Clonazolam is a medication of the benzodiazepine course. Benzodiazepine drugs include a benzene engagement ring fused to a diazepine wedding ring, which really is a seven membered wedding ring with both nitrogen constituents located at R1 and R4. The benzyl engagement ring of clonazolam is substituted at R8 with a nitro group, NO2-. Further, the diazepine band is bonded at R6 to a 2-chlorinated phenyl wedding ring.

Clonazolam also includes a 1-methylated triazole wedding ring fused to and incorporating R1 and R2 of its diazepine wedding ring. Clonazolam belongs to a school of benzodiazepines made up of this fused triazole diamond ring, called triazolobenzodiazepines, recognized by the suffix "-zolam." Clonazolam is also a nitrobenzodiazepine, a subclass of benzodiazepines that have a nitro (NO2-) group. Other nitrobenzodiazepines include clonazepam and flunitrazepam.

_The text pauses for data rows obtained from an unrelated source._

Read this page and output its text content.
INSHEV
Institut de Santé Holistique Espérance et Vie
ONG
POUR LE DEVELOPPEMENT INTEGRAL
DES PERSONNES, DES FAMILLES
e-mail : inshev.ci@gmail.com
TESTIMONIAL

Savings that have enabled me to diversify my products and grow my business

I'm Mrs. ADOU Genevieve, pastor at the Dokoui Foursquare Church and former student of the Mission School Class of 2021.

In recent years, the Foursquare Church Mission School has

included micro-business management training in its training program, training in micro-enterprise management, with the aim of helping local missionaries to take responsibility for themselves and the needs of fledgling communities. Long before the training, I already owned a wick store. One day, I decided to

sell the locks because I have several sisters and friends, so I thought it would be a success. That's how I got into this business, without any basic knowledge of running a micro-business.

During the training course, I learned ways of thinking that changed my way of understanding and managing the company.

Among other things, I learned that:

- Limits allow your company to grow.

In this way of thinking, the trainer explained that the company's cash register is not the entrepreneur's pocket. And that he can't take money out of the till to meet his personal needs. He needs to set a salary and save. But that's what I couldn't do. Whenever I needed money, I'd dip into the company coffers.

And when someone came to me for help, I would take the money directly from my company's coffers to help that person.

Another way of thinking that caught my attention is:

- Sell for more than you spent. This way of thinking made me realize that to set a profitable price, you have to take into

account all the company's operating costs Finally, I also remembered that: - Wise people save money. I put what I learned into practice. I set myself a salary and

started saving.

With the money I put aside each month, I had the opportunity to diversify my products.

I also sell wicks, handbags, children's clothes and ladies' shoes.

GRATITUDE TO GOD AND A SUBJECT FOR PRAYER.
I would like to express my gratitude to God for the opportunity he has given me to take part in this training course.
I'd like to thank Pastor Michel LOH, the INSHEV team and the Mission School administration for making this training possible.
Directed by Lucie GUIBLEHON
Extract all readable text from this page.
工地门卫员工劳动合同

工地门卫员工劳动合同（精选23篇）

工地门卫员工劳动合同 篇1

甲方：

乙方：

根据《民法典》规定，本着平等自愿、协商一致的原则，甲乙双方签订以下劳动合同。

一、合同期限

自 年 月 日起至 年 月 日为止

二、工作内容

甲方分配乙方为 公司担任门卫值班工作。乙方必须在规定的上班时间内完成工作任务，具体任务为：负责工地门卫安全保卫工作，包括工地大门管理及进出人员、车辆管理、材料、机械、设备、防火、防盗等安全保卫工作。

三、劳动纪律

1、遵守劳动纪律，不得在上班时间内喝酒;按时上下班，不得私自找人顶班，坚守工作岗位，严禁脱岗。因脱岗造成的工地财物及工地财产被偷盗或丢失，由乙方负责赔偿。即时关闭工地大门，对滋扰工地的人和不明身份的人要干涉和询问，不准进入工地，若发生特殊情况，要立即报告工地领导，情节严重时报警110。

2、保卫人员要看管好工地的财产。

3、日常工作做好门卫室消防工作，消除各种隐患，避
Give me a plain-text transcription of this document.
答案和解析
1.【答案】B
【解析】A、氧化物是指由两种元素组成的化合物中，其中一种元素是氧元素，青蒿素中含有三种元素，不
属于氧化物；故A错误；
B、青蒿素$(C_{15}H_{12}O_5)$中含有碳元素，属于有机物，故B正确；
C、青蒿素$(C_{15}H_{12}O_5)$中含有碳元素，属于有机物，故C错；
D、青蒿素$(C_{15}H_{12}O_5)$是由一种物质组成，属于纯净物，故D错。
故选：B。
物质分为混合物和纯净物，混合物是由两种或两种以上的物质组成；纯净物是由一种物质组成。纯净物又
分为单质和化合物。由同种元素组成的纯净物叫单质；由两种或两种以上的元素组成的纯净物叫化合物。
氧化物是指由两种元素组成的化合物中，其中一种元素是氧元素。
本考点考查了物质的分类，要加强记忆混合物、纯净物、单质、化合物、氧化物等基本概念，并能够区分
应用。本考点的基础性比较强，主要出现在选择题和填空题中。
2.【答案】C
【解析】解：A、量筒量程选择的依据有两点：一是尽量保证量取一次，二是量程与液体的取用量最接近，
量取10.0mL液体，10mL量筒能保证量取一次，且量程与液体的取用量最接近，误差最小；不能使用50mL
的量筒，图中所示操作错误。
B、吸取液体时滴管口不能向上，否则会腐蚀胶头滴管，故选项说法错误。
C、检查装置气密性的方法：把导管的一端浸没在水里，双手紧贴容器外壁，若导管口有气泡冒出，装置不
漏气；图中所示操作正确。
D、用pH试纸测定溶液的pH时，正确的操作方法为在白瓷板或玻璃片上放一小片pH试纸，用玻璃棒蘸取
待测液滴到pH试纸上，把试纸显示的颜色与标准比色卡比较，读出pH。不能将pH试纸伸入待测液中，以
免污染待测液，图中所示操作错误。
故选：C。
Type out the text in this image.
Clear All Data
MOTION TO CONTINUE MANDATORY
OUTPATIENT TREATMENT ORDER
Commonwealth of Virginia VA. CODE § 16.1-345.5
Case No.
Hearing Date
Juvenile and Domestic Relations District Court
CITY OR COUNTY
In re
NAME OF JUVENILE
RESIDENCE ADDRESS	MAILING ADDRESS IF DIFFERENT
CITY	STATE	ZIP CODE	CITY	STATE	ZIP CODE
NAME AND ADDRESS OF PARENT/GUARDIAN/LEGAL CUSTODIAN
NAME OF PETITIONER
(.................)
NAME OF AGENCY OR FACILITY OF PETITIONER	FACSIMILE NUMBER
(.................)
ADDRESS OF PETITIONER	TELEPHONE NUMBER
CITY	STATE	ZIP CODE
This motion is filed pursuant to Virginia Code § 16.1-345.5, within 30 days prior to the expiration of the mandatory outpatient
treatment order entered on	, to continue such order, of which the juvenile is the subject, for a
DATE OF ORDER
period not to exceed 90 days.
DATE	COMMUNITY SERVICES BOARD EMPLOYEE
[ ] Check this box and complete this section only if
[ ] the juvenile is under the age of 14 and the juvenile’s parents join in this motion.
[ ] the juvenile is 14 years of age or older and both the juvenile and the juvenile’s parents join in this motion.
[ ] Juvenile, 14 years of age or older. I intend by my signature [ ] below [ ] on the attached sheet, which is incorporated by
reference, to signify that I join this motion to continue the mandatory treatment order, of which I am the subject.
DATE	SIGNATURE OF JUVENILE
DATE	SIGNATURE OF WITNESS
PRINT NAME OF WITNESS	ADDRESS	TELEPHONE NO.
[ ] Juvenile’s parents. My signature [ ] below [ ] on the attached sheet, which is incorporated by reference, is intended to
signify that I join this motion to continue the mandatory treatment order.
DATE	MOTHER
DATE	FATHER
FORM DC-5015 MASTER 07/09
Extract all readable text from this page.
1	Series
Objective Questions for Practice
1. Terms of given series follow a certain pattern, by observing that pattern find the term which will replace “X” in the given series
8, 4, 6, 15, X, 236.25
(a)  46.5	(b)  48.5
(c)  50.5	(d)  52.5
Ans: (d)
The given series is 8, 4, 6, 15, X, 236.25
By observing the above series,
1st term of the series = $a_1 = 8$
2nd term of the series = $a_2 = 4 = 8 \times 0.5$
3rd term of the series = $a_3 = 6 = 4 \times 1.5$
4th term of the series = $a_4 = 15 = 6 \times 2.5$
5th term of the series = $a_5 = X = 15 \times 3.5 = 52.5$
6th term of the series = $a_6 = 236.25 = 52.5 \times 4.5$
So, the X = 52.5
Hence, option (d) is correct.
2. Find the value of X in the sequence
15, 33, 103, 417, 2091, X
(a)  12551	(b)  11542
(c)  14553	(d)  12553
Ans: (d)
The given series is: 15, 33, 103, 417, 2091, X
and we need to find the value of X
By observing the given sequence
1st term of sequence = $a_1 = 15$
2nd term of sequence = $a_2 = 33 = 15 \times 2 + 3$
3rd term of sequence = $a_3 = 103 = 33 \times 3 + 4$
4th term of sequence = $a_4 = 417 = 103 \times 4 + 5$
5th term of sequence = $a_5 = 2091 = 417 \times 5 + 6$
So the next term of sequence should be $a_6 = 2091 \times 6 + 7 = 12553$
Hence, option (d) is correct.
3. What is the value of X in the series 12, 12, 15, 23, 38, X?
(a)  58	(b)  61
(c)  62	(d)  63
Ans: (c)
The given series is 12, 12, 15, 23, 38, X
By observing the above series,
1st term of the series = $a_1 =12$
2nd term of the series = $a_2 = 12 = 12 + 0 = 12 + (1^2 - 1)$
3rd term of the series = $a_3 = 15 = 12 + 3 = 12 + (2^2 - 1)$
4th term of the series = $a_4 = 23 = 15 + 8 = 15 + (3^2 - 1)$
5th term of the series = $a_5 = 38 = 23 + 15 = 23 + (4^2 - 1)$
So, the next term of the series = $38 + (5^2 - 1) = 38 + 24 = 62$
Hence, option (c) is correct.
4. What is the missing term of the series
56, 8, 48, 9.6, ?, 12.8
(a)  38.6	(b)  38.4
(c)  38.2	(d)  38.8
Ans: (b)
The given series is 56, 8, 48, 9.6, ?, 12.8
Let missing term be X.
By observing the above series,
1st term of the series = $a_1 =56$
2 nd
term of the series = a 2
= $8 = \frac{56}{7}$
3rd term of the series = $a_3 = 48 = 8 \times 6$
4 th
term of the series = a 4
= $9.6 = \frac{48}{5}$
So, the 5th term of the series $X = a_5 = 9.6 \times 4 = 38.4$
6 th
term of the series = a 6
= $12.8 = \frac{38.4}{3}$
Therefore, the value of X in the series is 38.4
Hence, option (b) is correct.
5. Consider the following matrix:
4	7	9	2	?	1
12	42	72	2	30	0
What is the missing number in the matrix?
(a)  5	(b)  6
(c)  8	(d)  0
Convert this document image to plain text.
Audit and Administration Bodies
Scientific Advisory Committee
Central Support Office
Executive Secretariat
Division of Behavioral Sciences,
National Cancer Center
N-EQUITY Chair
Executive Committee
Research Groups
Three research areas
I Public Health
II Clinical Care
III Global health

This product is intended for research and forensic applications. Warning - this product is not for human or veterinary use.

Benzodiazepines create a variety of results by binding to the benzodiazepine receptor site and magnifying the efficiency and ramifications of the neurotransmitter gamma aminobutyric acid solution (GABA) by functioning on its receptors. As this web site is the most prolific inhibitory receptor place within the mind, its modulation brings about the sedating (or soothing results) of clonazelam on the stressed system.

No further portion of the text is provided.